Brandeau has looked at whether policy makers at the federal and local levels
are allocating prevention funds optimally. In a paper published earlier this
year in the journal Medical Decision Making, she and former student
Gregory Zaric asked whether funds should be distributed in proportion to the
prevalence of the epidemic in an area, or based on which programs would be
most efficient in achieving results. For example, who should receive funding:
a low-prevalence area with very successful HIV prevention programs, or a region
heavily afflicted with HIV that lacks effective programs? Before any
money reaches patients, this decision is made twice: the Centers for Disease
Control and Prevention allocate money to 65 HIV Prevention Community Planning
Groups (CPG) around the country and those CPGs then allocate money to competing
local programs.
In a rigidly utilitarian way, it may seem obvious that all money should be
allocated to the most cost-effective programs, but there are a lot of reasons — often
important social and political ones — why the more typical practice is
to allocate money proportional to overall prevalence. Hoping to give policymakers
a clear picture of what the competing options mean in terms of infections prevented,
Brandeau and Zaric (now a professor at the University of Western Ontario) created
a model based on prevalence and efficacy data for three types of prevention
programs and three risk groups in 38 states, Puerto Rico and Washington DC.
They found that allocation based on efficacy at the federal and local levels
saves the most lives and that allocation based on proportion at both levels
saves the fewest (almost 25 percent fewer). But their model also went further
to uncover some important nuances.

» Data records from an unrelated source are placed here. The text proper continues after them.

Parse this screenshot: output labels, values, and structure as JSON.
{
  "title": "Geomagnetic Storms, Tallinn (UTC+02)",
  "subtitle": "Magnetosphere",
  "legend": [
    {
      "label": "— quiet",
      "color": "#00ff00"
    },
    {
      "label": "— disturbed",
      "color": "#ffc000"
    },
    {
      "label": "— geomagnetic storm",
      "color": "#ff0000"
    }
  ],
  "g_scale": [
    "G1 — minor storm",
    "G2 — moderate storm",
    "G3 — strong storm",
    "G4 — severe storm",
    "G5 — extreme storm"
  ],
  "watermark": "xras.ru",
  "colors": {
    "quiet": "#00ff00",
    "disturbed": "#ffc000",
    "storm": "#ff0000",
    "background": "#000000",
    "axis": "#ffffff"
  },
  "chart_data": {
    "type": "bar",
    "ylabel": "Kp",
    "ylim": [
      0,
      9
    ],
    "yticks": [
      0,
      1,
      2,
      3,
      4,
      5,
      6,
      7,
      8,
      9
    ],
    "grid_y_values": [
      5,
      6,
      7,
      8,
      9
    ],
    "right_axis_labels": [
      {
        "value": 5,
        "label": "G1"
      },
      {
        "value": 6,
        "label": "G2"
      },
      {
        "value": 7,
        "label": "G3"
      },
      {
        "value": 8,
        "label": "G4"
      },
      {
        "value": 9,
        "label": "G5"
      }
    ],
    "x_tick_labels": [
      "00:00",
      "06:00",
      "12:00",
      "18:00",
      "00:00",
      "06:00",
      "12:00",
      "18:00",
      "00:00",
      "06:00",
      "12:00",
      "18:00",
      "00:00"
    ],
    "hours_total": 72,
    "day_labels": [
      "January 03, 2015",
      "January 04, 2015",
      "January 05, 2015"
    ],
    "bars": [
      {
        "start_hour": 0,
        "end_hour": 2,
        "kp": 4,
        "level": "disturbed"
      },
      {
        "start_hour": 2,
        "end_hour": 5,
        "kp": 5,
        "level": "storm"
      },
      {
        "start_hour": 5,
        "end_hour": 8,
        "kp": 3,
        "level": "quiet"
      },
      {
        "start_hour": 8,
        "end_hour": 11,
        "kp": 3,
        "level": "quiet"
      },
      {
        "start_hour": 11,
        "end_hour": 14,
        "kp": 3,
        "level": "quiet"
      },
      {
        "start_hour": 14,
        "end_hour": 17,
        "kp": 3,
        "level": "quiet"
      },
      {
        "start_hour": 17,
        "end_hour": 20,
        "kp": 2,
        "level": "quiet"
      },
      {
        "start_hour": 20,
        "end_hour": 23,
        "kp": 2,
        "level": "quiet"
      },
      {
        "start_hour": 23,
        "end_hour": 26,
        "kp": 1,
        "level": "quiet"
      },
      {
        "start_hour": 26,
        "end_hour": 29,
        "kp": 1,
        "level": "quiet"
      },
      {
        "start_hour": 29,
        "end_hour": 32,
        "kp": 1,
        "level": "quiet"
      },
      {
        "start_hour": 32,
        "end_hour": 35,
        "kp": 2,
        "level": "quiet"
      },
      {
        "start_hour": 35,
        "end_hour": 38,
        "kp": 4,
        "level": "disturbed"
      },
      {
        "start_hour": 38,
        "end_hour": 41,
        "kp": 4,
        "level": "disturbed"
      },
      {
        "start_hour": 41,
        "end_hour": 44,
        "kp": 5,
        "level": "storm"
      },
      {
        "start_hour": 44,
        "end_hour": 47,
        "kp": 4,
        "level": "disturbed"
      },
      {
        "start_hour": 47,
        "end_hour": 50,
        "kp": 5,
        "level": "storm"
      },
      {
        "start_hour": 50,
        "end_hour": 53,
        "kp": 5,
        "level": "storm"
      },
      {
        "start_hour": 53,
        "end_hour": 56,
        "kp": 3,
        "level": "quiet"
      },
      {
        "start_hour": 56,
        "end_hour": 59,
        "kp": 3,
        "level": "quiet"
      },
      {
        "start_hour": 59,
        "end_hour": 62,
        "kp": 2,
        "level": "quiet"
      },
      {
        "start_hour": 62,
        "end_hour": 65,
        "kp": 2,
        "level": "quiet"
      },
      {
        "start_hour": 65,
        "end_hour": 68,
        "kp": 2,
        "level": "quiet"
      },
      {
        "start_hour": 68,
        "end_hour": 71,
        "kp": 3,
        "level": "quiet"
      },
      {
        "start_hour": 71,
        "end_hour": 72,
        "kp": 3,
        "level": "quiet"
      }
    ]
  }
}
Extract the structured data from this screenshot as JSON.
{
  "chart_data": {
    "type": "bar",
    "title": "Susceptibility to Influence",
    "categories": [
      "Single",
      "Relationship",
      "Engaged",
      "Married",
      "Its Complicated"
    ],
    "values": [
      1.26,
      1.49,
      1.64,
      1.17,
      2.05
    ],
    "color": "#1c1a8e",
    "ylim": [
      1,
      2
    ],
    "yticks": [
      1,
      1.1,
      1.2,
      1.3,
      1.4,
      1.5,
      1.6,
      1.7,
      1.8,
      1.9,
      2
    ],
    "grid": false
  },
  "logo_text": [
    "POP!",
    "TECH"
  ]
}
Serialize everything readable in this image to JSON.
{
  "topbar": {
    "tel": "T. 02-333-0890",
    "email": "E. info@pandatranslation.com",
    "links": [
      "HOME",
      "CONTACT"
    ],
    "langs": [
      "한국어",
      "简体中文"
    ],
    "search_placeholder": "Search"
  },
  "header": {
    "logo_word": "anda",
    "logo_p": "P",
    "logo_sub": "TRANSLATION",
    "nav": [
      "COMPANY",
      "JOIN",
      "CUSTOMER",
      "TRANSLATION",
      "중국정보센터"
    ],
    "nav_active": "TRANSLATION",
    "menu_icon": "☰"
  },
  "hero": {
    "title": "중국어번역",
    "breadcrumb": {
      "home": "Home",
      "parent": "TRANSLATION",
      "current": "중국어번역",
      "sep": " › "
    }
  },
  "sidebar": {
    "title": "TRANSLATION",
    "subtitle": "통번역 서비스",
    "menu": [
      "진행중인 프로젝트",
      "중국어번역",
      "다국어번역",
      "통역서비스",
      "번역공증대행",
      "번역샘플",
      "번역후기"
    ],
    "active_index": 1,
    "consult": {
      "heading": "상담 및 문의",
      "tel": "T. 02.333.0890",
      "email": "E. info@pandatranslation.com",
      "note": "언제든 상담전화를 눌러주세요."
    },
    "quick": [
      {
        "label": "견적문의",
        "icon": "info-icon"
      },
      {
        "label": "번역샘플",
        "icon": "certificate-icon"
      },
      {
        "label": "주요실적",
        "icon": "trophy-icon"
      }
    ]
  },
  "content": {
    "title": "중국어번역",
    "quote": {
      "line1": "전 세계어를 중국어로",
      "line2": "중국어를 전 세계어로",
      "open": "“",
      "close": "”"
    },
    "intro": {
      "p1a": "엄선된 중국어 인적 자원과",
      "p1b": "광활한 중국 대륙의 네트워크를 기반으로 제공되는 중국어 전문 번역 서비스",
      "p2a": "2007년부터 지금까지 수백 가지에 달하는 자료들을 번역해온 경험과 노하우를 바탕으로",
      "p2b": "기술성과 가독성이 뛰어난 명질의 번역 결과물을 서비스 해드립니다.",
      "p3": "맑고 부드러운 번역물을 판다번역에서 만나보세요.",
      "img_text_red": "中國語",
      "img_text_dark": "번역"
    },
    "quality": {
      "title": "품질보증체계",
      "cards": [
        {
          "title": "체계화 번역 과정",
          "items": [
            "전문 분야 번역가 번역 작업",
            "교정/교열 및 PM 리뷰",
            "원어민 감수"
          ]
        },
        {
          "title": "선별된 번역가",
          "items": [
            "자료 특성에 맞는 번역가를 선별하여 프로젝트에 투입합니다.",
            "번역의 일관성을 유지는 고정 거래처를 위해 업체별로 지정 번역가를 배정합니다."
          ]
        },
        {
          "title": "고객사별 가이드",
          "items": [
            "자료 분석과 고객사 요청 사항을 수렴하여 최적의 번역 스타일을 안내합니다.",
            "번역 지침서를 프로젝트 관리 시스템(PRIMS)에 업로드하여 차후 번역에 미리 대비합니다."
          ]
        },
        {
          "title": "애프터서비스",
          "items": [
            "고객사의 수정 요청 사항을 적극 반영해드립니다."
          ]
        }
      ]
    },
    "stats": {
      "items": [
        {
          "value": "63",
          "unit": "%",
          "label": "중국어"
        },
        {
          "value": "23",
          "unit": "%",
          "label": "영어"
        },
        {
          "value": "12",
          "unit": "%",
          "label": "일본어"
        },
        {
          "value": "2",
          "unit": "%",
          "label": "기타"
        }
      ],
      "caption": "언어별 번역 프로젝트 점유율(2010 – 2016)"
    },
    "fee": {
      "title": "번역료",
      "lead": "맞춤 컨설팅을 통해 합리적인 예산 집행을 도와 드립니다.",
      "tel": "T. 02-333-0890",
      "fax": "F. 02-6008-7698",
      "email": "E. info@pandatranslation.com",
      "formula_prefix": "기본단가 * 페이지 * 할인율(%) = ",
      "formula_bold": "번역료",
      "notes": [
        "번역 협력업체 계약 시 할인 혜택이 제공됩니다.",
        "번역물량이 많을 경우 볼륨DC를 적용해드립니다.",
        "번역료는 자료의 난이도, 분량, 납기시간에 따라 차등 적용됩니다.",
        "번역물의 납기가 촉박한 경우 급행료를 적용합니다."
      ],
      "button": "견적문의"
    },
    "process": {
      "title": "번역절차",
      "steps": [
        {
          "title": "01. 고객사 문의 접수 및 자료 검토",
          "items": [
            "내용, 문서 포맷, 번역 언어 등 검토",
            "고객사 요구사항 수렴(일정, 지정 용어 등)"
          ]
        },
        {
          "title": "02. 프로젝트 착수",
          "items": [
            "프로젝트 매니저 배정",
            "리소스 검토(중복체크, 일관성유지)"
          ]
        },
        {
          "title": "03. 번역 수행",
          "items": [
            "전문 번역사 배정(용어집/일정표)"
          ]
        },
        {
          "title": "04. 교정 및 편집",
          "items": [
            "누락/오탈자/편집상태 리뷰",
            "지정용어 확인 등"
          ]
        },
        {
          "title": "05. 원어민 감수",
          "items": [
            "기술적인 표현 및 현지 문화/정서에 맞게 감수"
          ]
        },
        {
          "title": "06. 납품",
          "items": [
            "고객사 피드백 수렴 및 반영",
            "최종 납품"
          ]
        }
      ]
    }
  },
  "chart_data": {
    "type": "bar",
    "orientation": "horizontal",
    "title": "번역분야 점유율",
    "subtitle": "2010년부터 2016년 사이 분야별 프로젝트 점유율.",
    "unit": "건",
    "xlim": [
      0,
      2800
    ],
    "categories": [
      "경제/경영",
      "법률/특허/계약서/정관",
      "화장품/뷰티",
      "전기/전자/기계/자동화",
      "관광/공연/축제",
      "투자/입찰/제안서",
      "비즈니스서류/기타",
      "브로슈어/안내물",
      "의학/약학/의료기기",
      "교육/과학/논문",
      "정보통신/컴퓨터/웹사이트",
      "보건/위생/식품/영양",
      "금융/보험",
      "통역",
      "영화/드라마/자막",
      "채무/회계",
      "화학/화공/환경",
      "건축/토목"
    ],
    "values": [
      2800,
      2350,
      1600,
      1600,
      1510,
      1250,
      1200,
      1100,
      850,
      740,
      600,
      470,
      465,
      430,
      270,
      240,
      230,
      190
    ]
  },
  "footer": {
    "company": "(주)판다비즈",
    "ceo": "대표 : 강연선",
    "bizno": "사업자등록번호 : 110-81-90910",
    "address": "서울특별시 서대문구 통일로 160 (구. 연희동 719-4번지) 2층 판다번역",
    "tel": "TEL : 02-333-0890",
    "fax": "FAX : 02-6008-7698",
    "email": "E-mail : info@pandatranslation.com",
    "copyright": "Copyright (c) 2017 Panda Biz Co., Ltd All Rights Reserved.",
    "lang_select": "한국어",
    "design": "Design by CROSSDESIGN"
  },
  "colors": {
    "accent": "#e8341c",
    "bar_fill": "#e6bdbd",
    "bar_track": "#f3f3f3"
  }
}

For example, assigning 50 percent of funds
for proportional allocation and distributing the rest based on efficiency saved
97 percent as many lives as focusing completely on efficiency, so there is
room for proportional allocation. It just shouldn’t be the predominant
practice.
On paper and in spreadsheets, Brandeau’s work appears as a series of complex
differential equations, summations, and other formulas that may not seem dramatic.
But when governments confront epidemics, thousands of lives are on the line.
Those are the numbers that add up in Brandeau’s math.